Quain was a cautious rather than a demonstrative surgeon, yet on all matters of clinical detail he was practical, sensible, and painstaking. He had the interest of the profession strongly at heart, and constantly insisted upon the necessity of a preliminary liberal education for all its members. His character, however, was marred by the violence of his party feelings, his jealousy, and the readiness with which he imputed improper motives to all who differed from him.

Besides editing his brother's Elements of Anatomy in 1848, Quain published:
1. The Anatomy of the Arteries of the Human Body, with its Applications to Pathology and Operative Surgery, in Lithographic Drawings with Practical Commentaries, folio, London, 1844. Explanation of the Plates, 8vo, London.
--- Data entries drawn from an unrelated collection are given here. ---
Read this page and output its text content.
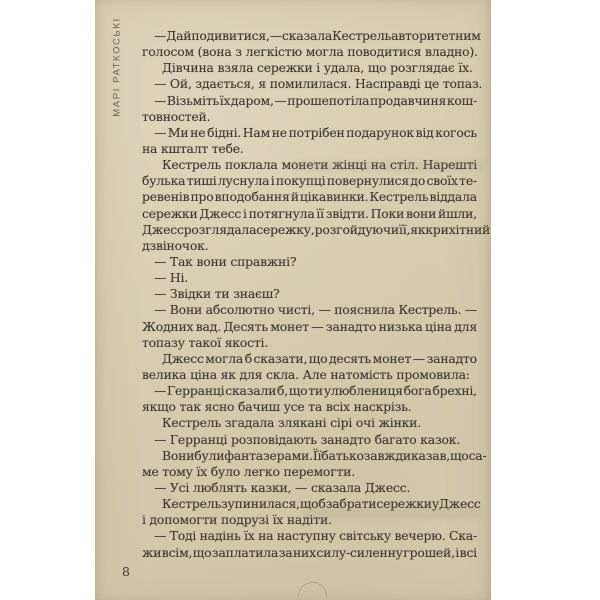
МАРІ РАТКОСЬКІ	— Дай подивитися, — сказала Кестрель авторитетним
голосом (вона з легкістю могла поводитися владно).
Дівчина взяла сережки і удала, що розглядає їх.
— Ой, здається, я помилилася. Насправді це топаз.
— Візьміть їх даром, — прошепотіла продавчиня кош-
товностей.
— Ми не бідні. Нам не потрібен подарунок від когось
на кшталт тебе.
Кестрель поклала монети жінці на стіл. Нарешті
булька тиші луснула і покупці повернулися до своїх те-
ревенів про вподобання й цікавинки. Кестрель віддала
сережки Джесс і потягнула її звідти. Поки вони йшли,
Джесс розглядала сережку, розгойдуючи її, як крихітний
дзвіночок.
— Так вони справжні?
— Ні.
— Звідки ти знаєш?
— Вони абсолютно чисті, — пояснила Кестрель. —
Жодних вад. Десять монет — занадто низька ціна для
топазу такої якості.
Джесс могла б сказати, що десять монет — занадто
велика ціна як для скла. Але натомість промовила:
— Герранці сказали б, що ти улюблениця бога брехні,
якщо так ясно бачиш усе та всіх наскрізь.
Кестрель згадала злякані сірі очі жінки.
— Герранці розповідають занадто багато казок.
Вони були фантазерами. Її батько завжди казав, що са-
ме тому їх було легко перемогти.
— Усі люблять казки, — сказала Джесс.
Кестрель зупинилася, щоб забрати сережки у Джесс
і допомогти подрузі їх надіти.
— Тоді надінь їх на наступну світську вечерю. Ска-
жи всім, що заплатила за них силу-силенну грошей, і всі
8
The splendid drawings were executed by Joseph Maclise, F.R.C.S., brother of Daniel Maclise, R.A. The explanation of the plates was arranged by Richard Quain, M.B. (later Sir Richard Quain, bart., F.R.S.) The recorded facts illustrating the history of the arterial system were deduced from observations conducted upon 1,040 subjects.
2. The Diseases of the Rectum, plates, 8vo, London, 1854; 2nd edit. 1855.
3. Clinical Lectures, 8vo, London, 1884.

A life-size half-length in oils, painted by George Richmond, R.A., is in the secretary's office at the Royal College of Surgeons in England. A bust, by Thomas Woolner, is in the council room of the Royal College of Surgeons; and a quarto lithographic plate, by Thomas Bridgford, A.R.H.A., is in the possession of the Royal Medical and Chirurgical Society.